ECONOMYNEXT – Sri Lanka’s tea sector is braced for a fallout from Russia’s invasion of Ukraine and sanctions which has led to a collapse of the Russian ruble as weekly auctions starts Tuesday.
Out of 286 million kilograms of tea exported in 2021, Russia bought 29.7 million kilos, the third largest buyer after Iraq and Turkey. In January Russia bought 2.5 million kilograms of tea becoming the second largest buyer.
The steep fall in the currency has made imports expensive to Russians.

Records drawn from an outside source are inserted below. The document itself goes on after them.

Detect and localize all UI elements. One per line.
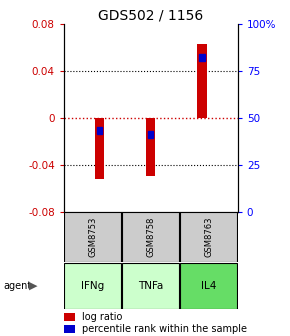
Bar (146, 118, 155, 176)
Bar (97, 127, 102, 134)
Bar (122, 262, 179, 309)
Text: IL4: IL4 (201, 281, 217, 291)
Bar (64, 262, 121, 309)
Text: GSM8753: GSM8753 (88, 217, 97, 257)
Title: GDS502 / 1156: GDS502 / 1156 (98, 8, 203, 23)
Bar (200, 54, 204, 61)
Bar (148, 131, 153, 138)
Bar (180, 212, 237, 261)
Text: GSM8763: GSM8763 (204, 217, 213, 257)
Bar (122, 212, 179, 261)
Text: IFNg: IFNg (81, 281, 104, 291)
Text: ▶: ▶ (29, 281, 37, 291)
Text: agent: agent (3, 281, 31, 291)
Text: GSM8758: GSM8758 (146, 217, 155, 257)
Bar (197, 44, 206, 118)
Bar (95, 118, 104, 179)
Text: TNFa: TNFa (138, 281, 164, 291)
Bar (64, 212, 121, 261)
Text: percentile rank within the sample: percentile rank within the sample (82, 324, 247, 334)
Bar (64, 313, 75, 321)
Bar (180, 262, 237, 309)
Text: log ratio: log ratio (82, 312, 122, 322)
Bar (64, 325, 75, 333)
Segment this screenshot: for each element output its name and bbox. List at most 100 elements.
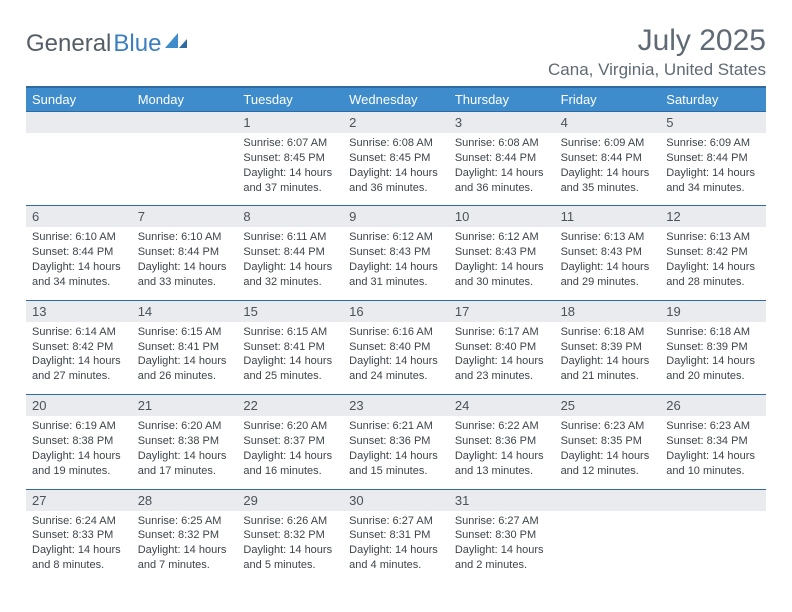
sunset-text: Sunset: 8:43 PM xyxy=(455,245,549,260)
sunset-text: Sunset: 8:45 PM xyxy=(243,151,337,166)
day-body xyxy=(660,511,766,583)
day-number: 21 xyxy=(132,395,238,416)
day-number: 7 xyxy=(132,206,238,227)
daylight-text: Daylight: 14 hours and 7 minutes. xyxy=(138,543,232,573)
daylight-text: Daylight: 14 hours and 8 minutes. xyxy=(32,543,126,573)
daylight-text: Daylight: 14 hours and 26 minutes. xyxy=(138,354,232,384)
day-number: 16 xyxy=(343,301,449,322)
sunrise-text: Sunrise: 6:25 AM xyxy=(138,514,232,529)
sunset-text: Sunset: 8:44 PM xyxy=(561,151,655,166)
title-location: Cana, Virginia, United States xyxy=(548,60,766,80)
dow-saturday: Saturday xyxy=(660,88,766,111)
day-body: Sunrise: 6:12 AMSunset: 8:43 PMDaylight:… xyxy=(343,227,449,299)
day-body: Sunrise: 6:12 AMSunset: 8:43 PMDaylight:… xyxy=(449,227,555,299)
day-number: 30 xyxy=(343,490,449,511)
sunrise-text: Sunrise: 6:17 AM xyxy=(455,325,549,340)
day-number: 18 xyxy=(555,301,661,322)
day-number: 24 xyxy=(449,395,555,416)
day-body: Sunrise: 6:19 AMSunset: 8:38 PMDaylight:… xyxy=(26,416,132,488)
sunrise-text: Sunrise: 6:19 AM xyxy=(32,419,126,434)
day-number: 28 xyxy=(132,490,238,511)
sunset-text: Sunset: 8:39 PM xyxy=(666,340,760,355)
day-number: 1 xyxy=(237,112,343,133)
daylight-text: Daylight: 14 hours and 34 minutes. xyxy=(32,260,126,290)
day-body: Sunrise: 6:23 AMSunset: 8:35 PMDaylight:… xyxy=(555,416,661,488)
dow-monday: Monday xyxy=(132,88,238,111)
daylight-text: Daylight: 14 hours and 10 minutes. xyxy=(666,449,760,479)
sunset-text: Sunset: 8:41 PM xyxy=(138,340,232,355)
sunrise-text: Sunrise: 6:23 AM xyxy=(561,419,655,434)
sunrise-text: Sunrise: 6:20 AM xyxy=(243,419,337,434)
sunset-text: Sunset: 8:45 PM xyxy=(349,151,443,166)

Cutting some banks off from SWIFT payment system has created further problems, though whether food will be excluded is not clear.
Sri Lanka’s weekly tea auctions start on Tuesday.
“In the case of Russia buyers have warned of affordability issues because of the steep depreciation of the ruble,” Dinesh Fernando Chief Operating officer, Ceylon Tea Brokers said.
“So they cannot pay the same amount in dollars as they did earlier. Russia has been buying all grades of tea, from high growns to low growns. If prices fall there could be a big impact on the industry.”
Industry sources say some buyers from Ukraine has also told to hold shipments.
Sri Lanka rupee appreciates against Ruble, Bank of Russia may clean float
The Russian ruble which was around 75 to 77 to the US dollar two week ago fell to around 85 to the US dollar on Friday and fell below 100 on Monday.
Western nations have also imposed sanctions on Russias central bank which sold a billion US dollars on Thursday but has since halted interventions.
A clean float can help stabilize a currency but Russians are also withdrawing cash from banks, forcing the central bank to print money which can be exchange for foreign exchange in unofficial market or for real goods, firing an inflationary spiral.